CLARKSVILLE, Tenn. – The Braun’s rock-cress is a strange-looking little plant with star-shaped hairs covering its stems and leaves. It grows almost exclusively in the shade, usually around rock outcroppings in forests, and if you were to happen upon it, you might mistake it for a weed.
The odds of you finding a Braun’s rock-cress, however, are extremely rare. The peculiar plant is only found in two areas of the world, and in the mid-1990s, it was listed as a federally endangered species. Earlier this year, the Tennessee Department of Environment and Conservation awarded APSU professor of biology Dr. Carol Baskauf a $10,000 contract to study the population genetics of the plant species, and her research may provide valuable information aiding efforts to protect this plant.
Baskauf explained that there are various ways genetic information is useful in conservation management decisions for rare species. Due to limited funds, conservationists often have to make choices about which populations of an endangered species to preserve, and one factor they may take into consideration is genetic variability. Low levels of genetic variability might make a species more vulnerable to extinction, so it is important to preserve as much of the species’ diversity as possible. Information about which populations have the highest diversity and how genetically different populations are from each other can be useful in determining which populations to prioritize for protection, as well as helping with other management decisions such as determining which populations would be the best seed sources for starting new populations, or whether cross-pollination between plants from different populations would be likely to result in offspring with higher levels of genetic variability.

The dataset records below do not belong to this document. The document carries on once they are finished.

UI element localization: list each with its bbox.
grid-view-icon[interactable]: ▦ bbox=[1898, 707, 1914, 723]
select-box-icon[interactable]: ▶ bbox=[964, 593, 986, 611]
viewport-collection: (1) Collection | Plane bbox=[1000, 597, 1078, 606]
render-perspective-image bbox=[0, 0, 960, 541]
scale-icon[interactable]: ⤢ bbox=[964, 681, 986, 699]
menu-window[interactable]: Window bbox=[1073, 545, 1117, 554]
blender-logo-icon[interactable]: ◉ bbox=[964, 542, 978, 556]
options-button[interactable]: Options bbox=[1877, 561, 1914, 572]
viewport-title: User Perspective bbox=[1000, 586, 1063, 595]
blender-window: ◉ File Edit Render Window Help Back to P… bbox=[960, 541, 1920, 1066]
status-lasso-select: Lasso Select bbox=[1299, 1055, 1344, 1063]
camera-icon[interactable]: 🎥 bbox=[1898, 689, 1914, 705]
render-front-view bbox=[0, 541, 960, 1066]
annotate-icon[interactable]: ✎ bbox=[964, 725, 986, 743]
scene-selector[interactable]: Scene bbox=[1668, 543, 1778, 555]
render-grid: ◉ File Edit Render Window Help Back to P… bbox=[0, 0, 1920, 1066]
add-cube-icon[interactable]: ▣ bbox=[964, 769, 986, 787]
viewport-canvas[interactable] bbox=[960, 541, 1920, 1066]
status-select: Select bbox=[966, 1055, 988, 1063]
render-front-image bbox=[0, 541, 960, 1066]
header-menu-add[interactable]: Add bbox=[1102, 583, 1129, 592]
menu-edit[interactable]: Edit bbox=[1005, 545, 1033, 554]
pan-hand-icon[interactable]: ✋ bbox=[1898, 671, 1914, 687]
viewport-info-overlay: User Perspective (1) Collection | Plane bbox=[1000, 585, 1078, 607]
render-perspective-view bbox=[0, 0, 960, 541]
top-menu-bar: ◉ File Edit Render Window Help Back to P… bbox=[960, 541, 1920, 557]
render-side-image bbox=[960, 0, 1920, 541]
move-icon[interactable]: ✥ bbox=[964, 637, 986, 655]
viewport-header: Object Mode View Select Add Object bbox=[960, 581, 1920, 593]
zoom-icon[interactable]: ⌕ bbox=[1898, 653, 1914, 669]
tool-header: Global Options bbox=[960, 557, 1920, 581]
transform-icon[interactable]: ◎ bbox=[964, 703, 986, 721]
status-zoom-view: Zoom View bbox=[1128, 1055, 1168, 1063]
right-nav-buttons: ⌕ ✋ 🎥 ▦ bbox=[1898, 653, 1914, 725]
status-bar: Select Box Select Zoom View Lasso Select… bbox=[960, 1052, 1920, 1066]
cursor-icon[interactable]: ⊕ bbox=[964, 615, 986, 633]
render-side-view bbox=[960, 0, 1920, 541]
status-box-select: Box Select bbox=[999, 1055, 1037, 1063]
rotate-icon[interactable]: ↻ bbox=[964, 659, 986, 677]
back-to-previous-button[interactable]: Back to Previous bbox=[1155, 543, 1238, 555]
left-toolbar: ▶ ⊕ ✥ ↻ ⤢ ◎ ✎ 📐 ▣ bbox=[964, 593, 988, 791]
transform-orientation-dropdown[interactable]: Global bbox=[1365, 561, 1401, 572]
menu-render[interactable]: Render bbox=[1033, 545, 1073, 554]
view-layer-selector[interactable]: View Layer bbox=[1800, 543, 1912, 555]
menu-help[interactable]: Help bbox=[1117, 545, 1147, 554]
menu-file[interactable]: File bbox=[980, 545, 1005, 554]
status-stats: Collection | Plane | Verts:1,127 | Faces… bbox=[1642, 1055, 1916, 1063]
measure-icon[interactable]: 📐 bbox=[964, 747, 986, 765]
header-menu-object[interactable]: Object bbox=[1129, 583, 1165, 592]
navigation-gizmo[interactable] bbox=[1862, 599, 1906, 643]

One thing conservationists wanted to know was whether Tennessee plants were genetically different from Kentucky plants.
“You have this big gap between the populations,” Baskauf said, pointing to a map showing the species’ distribution. With the Tennessee and Kentucky populations separated by at least 120 miles, it would be very unlikely for pollen or seeds to move between the two states, which in turn would make it more likely that plants from the two states could be genetically different. But when her graduate student, Nacole Jinks (2009), looked at allozyme genes in plants from both states, she found they were nearly identical. In fact, Braun’s rock-cress had less genetic variability than any other rare species that Baskauf had ever studied.
“It was quite interesting and surprising,” Baskauf said. “I expected the species to have more genetic variability than that.”
But Baskauf knew that allozyme genes are often less variable than some other genetic markers, such as microsatellites – a type of genetic marker that she had been wanting to learn to use. “Microsatellites are a type of genetic marker that tends to have a lot of variability in many species.”
So last spring, Baskauf took a semester off of teaching, thanks to an APSU Faculty Development Leave Award, and headed to Vanderbilt University to learn how to use microsatellites in the lab of Dr. David McCauley. In the process she found that there are some major genetic difference between the Tennessee populations and the Kentucky populations of Braun’s rock-cress, and even some differences among the Tennessee populations.
Her findings are due to TDEC this December, where they will contribute to conservation management plans for this endangered species. But an added benefit of her research, Baskauf said, is that she can now teach her students how to work with these highly variable and informative microsatellites.
“We encourage biology students to do research projects,” she said. Learning to use new genetic markers such as microsatellites provides me with more tools and more flexibility for my own research as well as for research with APSU undergraduate and graduate students.”